A delicious take on carbonara pasta, with egg yolks, parmesan and romano cheese, black pepper, and the addition of caramelized onions and fresh basil.
Heat 2 teaspoons of the olive oil in a medium skillet over medium high heat. Add the onions and reduce heat to medium low. Sauté until lightly golden, about 25 minutes, stirring every 5 minutes. Reduce heat to low and sauté until completely golden throughout, about another 10 minutes, stirring every 5 minutes. Remove from heat and set aside.
While the onions are caramelizing, you can prepare the pancetta. Chop the pancetta into roughly 1/2-inch-wide squares. Heat 2 teaspoons of the olive oil in a medium pan over medium high heat. Add the pancetta and stir to coat in the oil. Cook until golden around the edges and crispy. Remove from heat and set aside.

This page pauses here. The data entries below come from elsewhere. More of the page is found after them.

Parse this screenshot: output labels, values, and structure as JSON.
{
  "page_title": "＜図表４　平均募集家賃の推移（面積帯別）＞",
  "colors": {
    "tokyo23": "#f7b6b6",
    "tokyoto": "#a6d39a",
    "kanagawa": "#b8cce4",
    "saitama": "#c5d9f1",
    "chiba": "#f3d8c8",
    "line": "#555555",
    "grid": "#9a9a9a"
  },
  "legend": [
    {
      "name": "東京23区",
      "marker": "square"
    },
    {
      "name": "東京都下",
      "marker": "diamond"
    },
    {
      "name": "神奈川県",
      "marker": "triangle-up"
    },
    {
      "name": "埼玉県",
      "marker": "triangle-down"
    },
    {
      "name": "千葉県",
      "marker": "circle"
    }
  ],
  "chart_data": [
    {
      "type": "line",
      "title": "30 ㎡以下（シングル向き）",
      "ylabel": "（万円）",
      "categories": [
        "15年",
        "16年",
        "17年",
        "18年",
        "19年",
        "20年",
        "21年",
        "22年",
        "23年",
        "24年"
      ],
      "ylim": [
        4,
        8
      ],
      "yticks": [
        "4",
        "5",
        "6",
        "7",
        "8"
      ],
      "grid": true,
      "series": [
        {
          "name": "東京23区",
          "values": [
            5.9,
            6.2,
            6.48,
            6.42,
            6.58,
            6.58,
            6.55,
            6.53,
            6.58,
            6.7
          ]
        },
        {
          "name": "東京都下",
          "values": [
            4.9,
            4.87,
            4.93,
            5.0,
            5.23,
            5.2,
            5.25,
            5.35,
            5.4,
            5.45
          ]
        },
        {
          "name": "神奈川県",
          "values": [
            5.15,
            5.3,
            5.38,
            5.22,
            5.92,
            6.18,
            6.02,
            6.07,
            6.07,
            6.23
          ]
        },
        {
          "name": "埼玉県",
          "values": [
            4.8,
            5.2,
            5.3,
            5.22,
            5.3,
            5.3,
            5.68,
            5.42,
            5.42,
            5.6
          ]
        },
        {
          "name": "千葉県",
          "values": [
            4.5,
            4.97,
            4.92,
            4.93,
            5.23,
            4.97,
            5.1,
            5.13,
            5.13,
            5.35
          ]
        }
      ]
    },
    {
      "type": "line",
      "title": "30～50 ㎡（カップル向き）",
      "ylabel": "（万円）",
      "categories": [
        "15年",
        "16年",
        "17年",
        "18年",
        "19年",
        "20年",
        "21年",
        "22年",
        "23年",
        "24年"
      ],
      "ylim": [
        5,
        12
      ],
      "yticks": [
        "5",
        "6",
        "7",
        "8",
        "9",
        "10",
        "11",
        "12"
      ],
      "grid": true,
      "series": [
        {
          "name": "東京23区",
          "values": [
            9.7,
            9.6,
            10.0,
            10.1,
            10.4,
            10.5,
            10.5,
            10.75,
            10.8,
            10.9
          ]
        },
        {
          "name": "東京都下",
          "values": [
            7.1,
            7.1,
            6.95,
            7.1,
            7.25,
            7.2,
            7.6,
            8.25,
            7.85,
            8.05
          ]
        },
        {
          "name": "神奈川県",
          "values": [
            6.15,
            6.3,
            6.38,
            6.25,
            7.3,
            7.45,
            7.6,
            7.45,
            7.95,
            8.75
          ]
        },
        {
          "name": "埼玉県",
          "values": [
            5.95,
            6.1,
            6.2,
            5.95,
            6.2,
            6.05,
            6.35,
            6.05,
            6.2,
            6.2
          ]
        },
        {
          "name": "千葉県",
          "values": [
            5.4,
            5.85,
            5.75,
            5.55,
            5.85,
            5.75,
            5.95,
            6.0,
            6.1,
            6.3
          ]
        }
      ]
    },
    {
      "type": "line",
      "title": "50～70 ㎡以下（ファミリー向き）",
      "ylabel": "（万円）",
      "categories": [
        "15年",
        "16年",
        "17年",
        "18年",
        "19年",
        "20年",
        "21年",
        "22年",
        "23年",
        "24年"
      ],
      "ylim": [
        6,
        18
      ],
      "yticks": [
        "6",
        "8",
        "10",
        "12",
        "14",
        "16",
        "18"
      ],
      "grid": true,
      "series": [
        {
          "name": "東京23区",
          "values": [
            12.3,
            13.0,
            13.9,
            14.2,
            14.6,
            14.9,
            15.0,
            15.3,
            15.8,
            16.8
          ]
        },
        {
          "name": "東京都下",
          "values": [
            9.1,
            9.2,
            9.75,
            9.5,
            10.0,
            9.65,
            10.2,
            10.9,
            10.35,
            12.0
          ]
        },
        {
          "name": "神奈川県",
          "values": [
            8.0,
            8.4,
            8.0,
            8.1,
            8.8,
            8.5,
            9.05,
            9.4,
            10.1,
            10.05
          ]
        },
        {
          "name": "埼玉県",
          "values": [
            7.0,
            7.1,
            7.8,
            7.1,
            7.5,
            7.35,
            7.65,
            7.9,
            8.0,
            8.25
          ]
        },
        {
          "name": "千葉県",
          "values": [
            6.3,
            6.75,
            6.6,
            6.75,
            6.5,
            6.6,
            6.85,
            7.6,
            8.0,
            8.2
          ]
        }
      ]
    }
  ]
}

In a medium bowl, whisk together the egg yolks and the egg until smooth. Stir in the grated parmesan and Romano cheese, then add the ground peppercorns and half of the fresh basil and stir until combined. Set aside.
Towards the end of the cooking time, use a heat proof measuring cup to take 1 2/3 cups of water out of the pot and pour 1 cup of it in another large pot over medium high heat, setting the remaining 2/3 cup of pasta water aside.